Per valutare come le aziende utenti percepiscano le procedure relative ai contratti di licenza software e allo scopo ultimo di consolidare quella fiducia da parte dell’utente che è, alla fine, il più potente strumento di penetrazione e mantenimento del mercato, Microsoft (www.microsoft.com) ha svolto lo scorso marzo un’indagine in tre paesi europei, Regno Unito, Germania e Italia, su 400 Cio e It manager (di cui 100 in Italia) responsabili degli investimenti It di società con oltre mille dipendenti. Oggetto delle ricerca era appunto la loro visione sui processi e sui problemi di approvvigionamento del software. Vediamo in breve i principali risultati che sono stati resi noti, premettendo (e già questo è un dato significativo), che le differenze di risposta tra manager inglesi, tedeschi ed italiani sono, tranne in qualche caso, poco rilevanti. Si tratta quindi di un problema globale.
Le difficoltà dell’utente
Delle otto poste agli intervistati (vedi riquadro) le domande 1 e 2 servono a posizionare il problema. Si chiede infatti di elencare in ordine di importanza le tre aree in cui, con l’espansione della funzione e dei compiti dell’It nell’impresa, i rapporti con i fornitori sono diventati più complessi e quelle i cui problemi possono maggiormente rallentare l’implementazione di nuove tecnologie. Come è intuibile, le aree dove il rapporto è più critico sono il testing e l’integrazione delle nuove tecnologie con le infrastrutture e i sistemi esistenti; seguono a poca distanza la sicurezza e, sorprendentemente dopo due aree così vitali per la funzionalità stessa dell’It, l’approvvigionamento del software. Quest’ultimo, che è al terzo posto in Germania e UK, sale addirittura al secondo in Italia. Ovviamente, passando alla seconda domanda, le difficoltà nell’area dell’integrazione sono anche quelle che più frenano l’adozione di nuove tecnologie; seguono la carenza di formazione e supporto del personale (una voce che non figura nel primo elenco in quanto il problema del training non sta nella difficoltà dei rapporti con i fornitori ma nel difficile reperimento degli skill necessari) e, ancora, l’approvvigionamento del software. Interessante notare come il problema dei contratti di licenza, che se vogliamo è di tipo amministrativo, pesi nel frenare lo sviluppo dell’It con valori simili a due aspetti ‘core’ come l’integrazione tecnologica e la formazione delle risorse. Ciò vale soprattutto in Italia, dove con un ordine di preferenze del 69, 68 e 62% rispettivamente per l’integrazione, il training e i contratti di licenza, i tre problemi sono, nell’agenda dei Cio, quasi allo stesso livello di priorità.
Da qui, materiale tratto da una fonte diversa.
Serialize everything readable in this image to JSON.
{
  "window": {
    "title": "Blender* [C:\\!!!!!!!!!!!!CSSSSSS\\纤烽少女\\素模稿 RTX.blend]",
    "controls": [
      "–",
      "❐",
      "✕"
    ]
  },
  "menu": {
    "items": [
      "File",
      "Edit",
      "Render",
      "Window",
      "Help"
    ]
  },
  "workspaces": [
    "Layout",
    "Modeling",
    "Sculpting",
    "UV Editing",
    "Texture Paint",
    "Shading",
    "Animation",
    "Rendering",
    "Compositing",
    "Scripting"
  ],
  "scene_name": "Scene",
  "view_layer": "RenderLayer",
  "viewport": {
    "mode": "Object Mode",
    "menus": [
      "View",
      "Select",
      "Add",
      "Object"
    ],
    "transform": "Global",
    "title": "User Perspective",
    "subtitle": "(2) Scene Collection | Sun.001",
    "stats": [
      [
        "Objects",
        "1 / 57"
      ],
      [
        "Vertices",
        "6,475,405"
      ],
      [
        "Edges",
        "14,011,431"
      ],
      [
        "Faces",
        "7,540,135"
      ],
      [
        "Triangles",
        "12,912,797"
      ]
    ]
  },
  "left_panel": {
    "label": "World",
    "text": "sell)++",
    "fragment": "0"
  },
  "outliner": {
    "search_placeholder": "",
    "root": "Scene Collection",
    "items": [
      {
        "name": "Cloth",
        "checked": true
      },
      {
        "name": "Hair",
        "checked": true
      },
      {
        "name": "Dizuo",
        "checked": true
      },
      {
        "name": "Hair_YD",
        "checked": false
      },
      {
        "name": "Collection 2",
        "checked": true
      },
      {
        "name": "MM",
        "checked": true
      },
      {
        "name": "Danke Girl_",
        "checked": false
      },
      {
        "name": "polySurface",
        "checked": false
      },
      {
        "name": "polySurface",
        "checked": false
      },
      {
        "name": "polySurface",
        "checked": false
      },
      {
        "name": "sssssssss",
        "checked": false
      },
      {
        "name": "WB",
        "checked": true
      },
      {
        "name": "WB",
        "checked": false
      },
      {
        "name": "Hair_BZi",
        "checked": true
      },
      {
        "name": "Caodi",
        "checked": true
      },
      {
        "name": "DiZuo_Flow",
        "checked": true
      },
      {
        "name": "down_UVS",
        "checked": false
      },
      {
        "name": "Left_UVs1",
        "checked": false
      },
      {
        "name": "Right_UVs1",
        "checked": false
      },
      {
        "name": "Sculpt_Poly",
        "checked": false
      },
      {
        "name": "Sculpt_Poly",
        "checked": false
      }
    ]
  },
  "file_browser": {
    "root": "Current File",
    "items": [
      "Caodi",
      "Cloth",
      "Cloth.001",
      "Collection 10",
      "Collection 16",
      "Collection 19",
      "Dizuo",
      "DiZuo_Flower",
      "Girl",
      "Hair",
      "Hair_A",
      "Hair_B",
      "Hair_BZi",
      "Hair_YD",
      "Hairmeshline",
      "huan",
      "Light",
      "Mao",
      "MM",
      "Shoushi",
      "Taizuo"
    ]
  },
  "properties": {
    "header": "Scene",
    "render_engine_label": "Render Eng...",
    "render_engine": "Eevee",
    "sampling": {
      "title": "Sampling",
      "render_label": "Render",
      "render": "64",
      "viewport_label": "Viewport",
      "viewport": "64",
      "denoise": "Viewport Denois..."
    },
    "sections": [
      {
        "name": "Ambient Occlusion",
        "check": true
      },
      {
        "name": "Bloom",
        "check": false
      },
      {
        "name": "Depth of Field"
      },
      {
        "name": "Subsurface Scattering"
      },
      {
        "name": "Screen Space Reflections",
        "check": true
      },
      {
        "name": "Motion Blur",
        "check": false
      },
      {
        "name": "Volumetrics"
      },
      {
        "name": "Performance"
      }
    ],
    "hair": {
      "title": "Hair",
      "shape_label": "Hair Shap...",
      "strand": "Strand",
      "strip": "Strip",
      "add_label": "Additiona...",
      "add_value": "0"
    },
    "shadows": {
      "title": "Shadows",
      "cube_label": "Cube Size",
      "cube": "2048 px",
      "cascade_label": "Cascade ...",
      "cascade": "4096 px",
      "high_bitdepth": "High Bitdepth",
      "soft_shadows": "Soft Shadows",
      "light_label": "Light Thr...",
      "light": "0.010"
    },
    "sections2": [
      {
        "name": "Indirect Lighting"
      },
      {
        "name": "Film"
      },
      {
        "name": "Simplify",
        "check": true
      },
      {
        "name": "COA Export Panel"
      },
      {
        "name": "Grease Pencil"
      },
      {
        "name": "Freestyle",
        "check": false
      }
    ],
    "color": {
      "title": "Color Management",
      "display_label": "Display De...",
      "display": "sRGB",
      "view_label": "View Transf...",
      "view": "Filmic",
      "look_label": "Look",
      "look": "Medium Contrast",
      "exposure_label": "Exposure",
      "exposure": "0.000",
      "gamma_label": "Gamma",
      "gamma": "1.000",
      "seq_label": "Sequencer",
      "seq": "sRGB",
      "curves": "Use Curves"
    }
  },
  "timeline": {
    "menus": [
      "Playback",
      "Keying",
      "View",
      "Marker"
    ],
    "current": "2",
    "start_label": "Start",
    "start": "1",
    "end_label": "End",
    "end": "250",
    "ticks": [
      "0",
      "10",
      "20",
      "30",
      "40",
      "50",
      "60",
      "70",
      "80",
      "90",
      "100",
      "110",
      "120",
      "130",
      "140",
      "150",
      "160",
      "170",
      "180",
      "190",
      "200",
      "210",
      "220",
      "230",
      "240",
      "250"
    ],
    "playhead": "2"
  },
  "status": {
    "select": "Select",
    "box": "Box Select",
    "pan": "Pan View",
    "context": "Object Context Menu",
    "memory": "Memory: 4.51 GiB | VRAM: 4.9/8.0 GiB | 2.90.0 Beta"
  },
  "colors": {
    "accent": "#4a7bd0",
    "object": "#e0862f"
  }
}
Accertato che le procedure di approvvigionamento del software sono diventate più complesse nel tempo e che possono frenare i nuovi progetti It, le risposte alle domande 3 e 4 quantificano il problema. Si dichiarano infatti completamente o parzialmente d’accordo con la prima affermazione (domanda 3) oltre l’80% degli intervistati (l’84% in Italia); e sulla seconda (domanda 4) i consensi sono di poco inferiori (il 73% in media e il 78% in Italia).
Le successive domande 5, 6 e 7 esplorano, sempre chiedendo il livello di accordo/disaccordo con la questione posta, tre aspetti specifici del problema. Il primo riguarda la chiarezza con la quale, nei contratti di licenza, il fornitore definisce le proprie responsabilità e l’effetto che ciò ha sulla fiducia dell’utente nei suoi confronti. Questa viene giudicata scarsa dal 77% degli italiani e dal 72% degli inglesi. I tedeschi sono un po’ meno diffidenti (65%), ma non si sa se perché tendenzialmente più fiduciosi nei rapporti d’affari o semplicemente perché i loro contratti sono più chiari.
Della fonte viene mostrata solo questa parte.